MELOPEE (a.k.a. Plainsong) **** Canada 2019 Dir: Alexis Fortier-Gauthier. 18 mins
Three young people celebrate “Quebec Day” with a beach house vacation that highlights existing tensions and unfulfilled desires: Olivier (Antoine DesRochers) clearly fancies his mate’s girlfriend Diane (Rosalie Fortier) and, after an unpleasant encounter with patronising locals (verdict on the location : “no bears but many idiots”), Olivier’s confused state of mind is further thrown by a siren call from the ocean.

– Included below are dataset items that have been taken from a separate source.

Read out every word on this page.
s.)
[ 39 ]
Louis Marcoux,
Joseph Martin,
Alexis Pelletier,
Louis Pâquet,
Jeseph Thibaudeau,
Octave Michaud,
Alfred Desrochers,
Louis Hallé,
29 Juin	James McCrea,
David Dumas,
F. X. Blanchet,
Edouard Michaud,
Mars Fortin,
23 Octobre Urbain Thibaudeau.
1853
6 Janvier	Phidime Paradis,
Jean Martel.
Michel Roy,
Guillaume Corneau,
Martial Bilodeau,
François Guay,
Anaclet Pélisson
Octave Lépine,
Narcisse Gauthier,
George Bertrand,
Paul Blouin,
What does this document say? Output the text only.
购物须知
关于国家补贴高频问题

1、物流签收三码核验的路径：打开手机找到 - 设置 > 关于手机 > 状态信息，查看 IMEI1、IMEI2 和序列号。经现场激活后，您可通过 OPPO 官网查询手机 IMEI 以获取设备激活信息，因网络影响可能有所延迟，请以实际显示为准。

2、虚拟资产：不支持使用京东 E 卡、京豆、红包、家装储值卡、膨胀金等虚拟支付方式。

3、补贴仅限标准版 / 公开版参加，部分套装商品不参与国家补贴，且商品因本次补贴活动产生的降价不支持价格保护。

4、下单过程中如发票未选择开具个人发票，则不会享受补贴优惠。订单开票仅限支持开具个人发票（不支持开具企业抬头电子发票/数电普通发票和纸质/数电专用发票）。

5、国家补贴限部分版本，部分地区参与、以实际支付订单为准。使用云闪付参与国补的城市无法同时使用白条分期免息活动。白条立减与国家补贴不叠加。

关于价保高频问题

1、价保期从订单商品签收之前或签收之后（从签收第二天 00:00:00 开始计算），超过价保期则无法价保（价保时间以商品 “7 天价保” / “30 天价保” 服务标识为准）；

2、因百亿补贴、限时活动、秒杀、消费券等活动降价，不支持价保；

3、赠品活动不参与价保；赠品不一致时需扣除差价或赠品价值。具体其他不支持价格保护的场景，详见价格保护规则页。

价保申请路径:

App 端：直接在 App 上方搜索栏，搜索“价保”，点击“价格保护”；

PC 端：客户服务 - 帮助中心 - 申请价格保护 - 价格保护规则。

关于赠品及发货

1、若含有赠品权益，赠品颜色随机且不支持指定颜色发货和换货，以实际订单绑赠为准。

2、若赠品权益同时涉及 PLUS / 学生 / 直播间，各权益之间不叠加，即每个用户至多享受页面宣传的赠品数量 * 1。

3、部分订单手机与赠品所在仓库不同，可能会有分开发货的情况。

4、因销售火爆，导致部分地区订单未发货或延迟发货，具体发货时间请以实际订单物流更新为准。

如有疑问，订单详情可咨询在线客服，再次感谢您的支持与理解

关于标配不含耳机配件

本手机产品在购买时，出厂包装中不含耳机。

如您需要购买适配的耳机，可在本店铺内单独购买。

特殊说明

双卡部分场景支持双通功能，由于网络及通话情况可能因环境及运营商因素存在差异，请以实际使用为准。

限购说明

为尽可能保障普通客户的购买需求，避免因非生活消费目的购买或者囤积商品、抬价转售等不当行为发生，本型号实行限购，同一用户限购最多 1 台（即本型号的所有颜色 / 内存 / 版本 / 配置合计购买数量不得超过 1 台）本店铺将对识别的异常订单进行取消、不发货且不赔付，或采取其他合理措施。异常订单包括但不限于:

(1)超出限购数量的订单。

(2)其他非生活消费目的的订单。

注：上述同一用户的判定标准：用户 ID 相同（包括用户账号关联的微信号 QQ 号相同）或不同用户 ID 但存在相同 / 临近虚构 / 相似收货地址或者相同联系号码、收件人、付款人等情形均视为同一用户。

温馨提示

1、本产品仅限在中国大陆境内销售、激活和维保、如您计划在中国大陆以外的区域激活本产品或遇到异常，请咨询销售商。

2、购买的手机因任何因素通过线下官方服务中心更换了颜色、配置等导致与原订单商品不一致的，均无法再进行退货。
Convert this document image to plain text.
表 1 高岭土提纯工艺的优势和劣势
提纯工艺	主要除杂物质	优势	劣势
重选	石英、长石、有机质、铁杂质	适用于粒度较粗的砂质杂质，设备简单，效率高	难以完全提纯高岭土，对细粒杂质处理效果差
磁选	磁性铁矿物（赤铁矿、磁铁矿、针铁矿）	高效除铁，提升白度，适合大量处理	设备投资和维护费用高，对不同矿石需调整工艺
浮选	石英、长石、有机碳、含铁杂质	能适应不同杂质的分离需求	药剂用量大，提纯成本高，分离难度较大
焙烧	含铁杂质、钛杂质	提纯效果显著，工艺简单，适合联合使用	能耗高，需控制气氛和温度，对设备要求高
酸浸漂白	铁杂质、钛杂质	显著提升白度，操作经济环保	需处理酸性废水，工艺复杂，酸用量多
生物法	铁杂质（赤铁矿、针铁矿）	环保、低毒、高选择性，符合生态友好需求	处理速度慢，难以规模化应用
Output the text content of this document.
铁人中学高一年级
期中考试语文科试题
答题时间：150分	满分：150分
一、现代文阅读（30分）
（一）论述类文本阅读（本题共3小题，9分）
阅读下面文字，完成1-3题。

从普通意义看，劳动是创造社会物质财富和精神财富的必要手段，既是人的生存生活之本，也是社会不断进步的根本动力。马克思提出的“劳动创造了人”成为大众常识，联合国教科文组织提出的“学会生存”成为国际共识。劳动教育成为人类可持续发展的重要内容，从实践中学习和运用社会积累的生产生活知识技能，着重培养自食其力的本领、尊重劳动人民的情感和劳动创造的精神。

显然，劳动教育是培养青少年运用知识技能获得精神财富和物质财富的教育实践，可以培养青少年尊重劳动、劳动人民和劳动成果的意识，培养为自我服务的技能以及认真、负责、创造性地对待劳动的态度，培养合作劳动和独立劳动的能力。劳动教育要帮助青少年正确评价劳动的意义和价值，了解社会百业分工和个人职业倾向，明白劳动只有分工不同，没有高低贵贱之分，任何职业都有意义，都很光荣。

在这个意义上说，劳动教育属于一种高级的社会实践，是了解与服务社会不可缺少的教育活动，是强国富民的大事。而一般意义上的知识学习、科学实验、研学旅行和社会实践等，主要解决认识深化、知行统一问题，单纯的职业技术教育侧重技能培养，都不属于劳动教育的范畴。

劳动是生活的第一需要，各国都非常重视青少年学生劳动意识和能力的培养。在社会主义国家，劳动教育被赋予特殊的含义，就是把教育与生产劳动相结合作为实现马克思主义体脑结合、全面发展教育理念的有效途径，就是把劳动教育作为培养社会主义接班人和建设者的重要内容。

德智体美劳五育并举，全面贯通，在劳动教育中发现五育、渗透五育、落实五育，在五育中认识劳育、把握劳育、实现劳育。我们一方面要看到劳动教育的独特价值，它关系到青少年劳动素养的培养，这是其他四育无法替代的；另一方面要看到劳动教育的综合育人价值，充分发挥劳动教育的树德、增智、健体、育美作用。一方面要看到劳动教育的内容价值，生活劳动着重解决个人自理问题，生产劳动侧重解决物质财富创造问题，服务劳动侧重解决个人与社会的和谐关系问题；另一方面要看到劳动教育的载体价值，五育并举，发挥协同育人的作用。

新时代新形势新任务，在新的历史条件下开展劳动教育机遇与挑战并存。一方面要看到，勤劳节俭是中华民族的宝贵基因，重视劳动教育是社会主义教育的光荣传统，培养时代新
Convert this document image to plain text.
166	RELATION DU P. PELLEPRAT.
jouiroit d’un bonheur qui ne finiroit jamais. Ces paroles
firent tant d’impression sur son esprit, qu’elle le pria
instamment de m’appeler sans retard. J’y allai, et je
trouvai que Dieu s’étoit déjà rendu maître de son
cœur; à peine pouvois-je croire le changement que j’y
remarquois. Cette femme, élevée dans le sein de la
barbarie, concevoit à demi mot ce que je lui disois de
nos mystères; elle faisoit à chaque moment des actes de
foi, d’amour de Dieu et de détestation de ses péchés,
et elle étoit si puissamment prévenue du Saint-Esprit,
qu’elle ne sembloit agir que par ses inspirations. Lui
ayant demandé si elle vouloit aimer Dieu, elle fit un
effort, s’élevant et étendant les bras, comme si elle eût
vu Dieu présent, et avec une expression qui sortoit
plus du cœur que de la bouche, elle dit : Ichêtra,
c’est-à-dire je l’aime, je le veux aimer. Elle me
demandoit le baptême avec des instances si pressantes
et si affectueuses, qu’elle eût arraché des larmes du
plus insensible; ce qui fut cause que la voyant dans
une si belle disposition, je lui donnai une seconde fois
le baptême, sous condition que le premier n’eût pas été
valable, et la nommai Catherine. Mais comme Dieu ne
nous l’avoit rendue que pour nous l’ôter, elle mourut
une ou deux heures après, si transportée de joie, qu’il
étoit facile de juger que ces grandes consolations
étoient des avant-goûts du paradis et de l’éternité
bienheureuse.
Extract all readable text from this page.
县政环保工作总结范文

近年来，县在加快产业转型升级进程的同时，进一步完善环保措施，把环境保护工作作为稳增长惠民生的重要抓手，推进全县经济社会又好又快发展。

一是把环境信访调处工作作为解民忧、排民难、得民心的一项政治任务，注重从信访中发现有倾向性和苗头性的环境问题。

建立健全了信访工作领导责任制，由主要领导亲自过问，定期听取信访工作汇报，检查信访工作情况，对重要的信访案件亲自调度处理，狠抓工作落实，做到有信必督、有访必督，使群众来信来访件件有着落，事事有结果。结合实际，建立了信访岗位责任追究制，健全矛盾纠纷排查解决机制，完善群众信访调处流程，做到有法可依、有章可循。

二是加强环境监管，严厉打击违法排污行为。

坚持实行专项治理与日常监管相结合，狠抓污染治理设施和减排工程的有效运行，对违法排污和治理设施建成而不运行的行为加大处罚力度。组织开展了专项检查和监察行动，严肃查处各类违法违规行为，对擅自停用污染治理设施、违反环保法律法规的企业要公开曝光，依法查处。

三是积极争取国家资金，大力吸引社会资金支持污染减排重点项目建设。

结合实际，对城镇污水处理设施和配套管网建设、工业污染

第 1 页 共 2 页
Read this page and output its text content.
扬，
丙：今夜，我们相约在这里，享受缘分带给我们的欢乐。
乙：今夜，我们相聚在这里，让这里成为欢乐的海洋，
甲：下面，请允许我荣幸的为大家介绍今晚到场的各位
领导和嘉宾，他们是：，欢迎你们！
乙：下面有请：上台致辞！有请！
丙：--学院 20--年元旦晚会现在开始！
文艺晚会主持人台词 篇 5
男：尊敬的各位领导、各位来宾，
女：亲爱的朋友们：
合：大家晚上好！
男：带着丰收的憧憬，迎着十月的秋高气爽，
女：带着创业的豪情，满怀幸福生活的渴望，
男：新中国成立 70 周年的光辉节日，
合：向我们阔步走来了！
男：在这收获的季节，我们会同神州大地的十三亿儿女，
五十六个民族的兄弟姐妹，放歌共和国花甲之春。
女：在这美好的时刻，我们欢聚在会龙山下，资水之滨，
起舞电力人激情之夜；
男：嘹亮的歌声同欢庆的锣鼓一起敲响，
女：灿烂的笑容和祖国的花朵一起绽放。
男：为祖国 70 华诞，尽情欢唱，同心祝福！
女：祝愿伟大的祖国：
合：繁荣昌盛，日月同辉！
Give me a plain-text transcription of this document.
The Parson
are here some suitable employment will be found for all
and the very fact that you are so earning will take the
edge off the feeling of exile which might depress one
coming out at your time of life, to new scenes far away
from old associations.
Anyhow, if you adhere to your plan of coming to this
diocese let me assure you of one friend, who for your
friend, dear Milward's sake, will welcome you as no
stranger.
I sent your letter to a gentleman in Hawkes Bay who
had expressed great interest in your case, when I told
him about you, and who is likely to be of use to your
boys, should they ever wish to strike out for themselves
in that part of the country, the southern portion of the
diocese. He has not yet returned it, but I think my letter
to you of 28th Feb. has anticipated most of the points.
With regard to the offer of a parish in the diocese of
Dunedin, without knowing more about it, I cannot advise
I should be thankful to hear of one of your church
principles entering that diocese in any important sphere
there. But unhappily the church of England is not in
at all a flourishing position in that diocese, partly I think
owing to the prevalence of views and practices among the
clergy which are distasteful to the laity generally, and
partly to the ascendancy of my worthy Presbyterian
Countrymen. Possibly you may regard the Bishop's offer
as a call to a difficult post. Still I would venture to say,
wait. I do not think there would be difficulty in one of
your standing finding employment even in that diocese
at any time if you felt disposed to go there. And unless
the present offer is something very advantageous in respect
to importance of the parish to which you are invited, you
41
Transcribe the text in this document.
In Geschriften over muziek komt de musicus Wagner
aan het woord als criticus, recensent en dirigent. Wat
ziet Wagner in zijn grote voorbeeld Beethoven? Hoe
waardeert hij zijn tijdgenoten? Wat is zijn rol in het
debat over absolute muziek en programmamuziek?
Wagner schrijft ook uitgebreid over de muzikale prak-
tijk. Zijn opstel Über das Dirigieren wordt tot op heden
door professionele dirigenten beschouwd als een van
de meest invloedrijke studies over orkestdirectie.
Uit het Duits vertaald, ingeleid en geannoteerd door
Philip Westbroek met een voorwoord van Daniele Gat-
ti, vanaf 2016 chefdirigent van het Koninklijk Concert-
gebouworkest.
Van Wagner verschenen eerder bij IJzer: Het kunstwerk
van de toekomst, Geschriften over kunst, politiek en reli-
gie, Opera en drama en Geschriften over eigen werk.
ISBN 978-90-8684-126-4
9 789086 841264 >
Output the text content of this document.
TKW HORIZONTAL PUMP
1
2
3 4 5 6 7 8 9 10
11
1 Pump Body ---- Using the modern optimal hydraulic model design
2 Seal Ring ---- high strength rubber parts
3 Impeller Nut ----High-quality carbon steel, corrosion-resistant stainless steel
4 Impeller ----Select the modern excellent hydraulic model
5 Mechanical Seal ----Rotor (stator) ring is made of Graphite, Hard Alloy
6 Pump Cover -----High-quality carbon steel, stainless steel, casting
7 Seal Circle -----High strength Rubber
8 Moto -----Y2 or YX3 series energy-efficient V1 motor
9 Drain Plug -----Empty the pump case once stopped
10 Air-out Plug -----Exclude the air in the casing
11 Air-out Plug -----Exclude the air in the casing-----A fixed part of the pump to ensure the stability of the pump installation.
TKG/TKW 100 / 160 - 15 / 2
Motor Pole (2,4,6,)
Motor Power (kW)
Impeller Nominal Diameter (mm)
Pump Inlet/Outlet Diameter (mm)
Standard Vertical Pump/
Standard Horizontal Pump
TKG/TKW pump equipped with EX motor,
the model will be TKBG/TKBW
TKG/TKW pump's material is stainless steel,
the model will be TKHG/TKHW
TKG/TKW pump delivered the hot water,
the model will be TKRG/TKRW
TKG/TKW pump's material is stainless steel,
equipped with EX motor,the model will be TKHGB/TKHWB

Prolific short filmmaker Alexis Fortier-Gauthier (PALLISADE, OF INK AND BLOOD) has made a carefully paced, haunting film with the beguiling, overriding sense of a presence that’s much bigger than all of us as the protagonists are lured in by something simultaneously beautiful and monstrous. The dialogue is sparse, but it’s sincerely acted and Rosalie Fortier’s excellent performance provides us with an unpatronising use of a deaf heroine within a story where sound is so important. Peter Venne’s evocative music score adds to the eerie coastal ambience of this mood piece – and when we do get a glimpse of the Lovecraftian monster, the modest visual effects also impress.